Over the past six days, some 1,000 copies of an appeal by the Islamic insurgency have been distributed and passed from hand to hand in Grozny, according to the independent Europe-based website Daymohk
, which received a copy via e-mail.
The appeal expresses gratitude that the Chechen people continue to support the “mujaheds” and remain steadfast “at this difficult time.” It affirms the fighters’ shared determination to continue defending “our small piece of land” on which the blood of thousands of Chechens has been shed.
In a clear allusion to the pro-Moscow Chechen leadership’s tactical alliance with Orthodox Russia, it warns Chechens not to trust those of other faiths, quoting from the Koran to underscore that point.
If, the appeal continues, anyone really thinks the fate of the Chechen people will be decided in Strasbourg, Washington, or Moscow, he is profoundly mistaken: it is the fighters who are defending their religion, honor, and freedom who will put an end to the “Russia-Caucasus war.”
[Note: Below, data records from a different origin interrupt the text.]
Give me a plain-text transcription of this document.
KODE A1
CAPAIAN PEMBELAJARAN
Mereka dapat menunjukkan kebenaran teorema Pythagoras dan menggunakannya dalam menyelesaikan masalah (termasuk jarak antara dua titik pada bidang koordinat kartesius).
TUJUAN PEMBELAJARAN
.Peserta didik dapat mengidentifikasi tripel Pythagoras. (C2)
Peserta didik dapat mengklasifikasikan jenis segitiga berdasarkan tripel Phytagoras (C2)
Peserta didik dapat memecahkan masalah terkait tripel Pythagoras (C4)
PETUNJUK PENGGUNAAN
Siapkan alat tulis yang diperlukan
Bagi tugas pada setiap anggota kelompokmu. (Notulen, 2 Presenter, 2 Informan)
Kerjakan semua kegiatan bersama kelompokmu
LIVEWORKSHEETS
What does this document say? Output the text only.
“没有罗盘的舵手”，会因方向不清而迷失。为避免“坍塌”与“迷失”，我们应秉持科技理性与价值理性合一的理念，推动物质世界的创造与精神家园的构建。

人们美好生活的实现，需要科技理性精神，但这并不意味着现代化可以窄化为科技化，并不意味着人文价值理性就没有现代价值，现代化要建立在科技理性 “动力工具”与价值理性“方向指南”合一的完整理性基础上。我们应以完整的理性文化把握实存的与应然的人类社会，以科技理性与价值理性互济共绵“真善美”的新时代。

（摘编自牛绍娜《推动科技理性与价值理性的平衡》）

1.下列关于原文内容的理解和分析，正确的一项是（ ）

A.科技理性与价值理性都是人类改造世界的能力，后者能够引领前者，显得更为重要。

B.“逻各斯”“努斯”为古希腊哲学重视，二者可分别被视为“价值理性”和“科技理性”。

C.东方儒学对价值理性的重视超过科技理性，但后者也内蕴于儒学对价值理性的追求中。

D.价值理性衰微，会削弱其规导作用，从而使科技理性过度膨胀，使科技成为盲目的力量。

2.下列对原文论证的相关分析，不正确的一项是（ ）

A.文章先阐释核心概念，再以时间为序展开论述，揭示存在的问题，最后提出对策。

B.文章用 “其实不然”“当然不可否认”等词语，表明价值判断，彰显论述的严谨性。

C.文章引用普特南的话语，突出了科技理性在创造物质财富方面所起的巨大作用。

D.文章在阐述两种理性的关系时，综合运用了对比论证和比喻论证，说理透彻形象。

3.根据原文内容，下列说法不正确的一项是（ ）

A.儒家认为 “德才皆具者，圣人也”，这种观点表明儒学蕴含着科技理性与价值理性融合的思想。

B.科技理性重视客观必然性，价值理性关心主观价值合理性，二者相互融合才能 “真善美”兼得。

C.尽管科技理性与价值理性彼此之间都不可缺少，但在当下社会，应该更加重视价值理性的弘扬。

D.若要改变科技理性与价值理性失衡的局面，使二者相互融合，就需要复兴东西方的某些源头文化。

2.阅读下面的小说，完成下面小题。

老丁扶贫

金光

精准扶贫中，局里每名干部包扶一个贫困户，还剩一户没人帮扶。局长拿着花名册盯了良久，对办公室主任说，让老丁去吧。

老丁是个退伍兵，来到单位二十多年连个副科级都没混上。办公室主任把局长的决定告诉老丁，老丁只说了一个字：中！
The unsigned appeal ends with a request “not to forget us in your prayers.”
The pamphlet is possibly of greater interest for what it does not say than for what it does. It stresses the Chechen fighters’ commitment to defending their faith and the freedom of Chechnya.
New Split In Rebel Ranks?
The appeal does not mention the Caucasus Emirate proclaimed exactly five years ago
by then Chechen Republic Ichkeria President Doku Umarov, or Umarov personally. Neither does it mention any member of either the Russian or the pro-Moscow Chechen leadership.
The question thus arises whether it was the work of the senior Chechen commanders who rebelled against Umarov in August 2010, but repledged their loyalty
to him 10 months later for reasons that remain unclear.
The style of the missive suggests it may have been authored by one of those men: Muslim Gakayev.
Muslim is the younger brother of Khusein Gakayev, whom the fighters who split with Umarov elected as their leader, and who was formally endorsed
by the Chechen Republic Ichkeria leadership in exile.
Does the appeal reflect a new split in the Chechen fighters’ ranks? Or, if the authors were simply acting without Umarov’s knowledge and approval, could it precipitate one?
Also of interest is how and where the fighters managed to print or Xerox 1,000 copies of the leaflet, given the risks inherent in expressing the slightest criticism of Chechen Republic head Ramzan Kadyrov.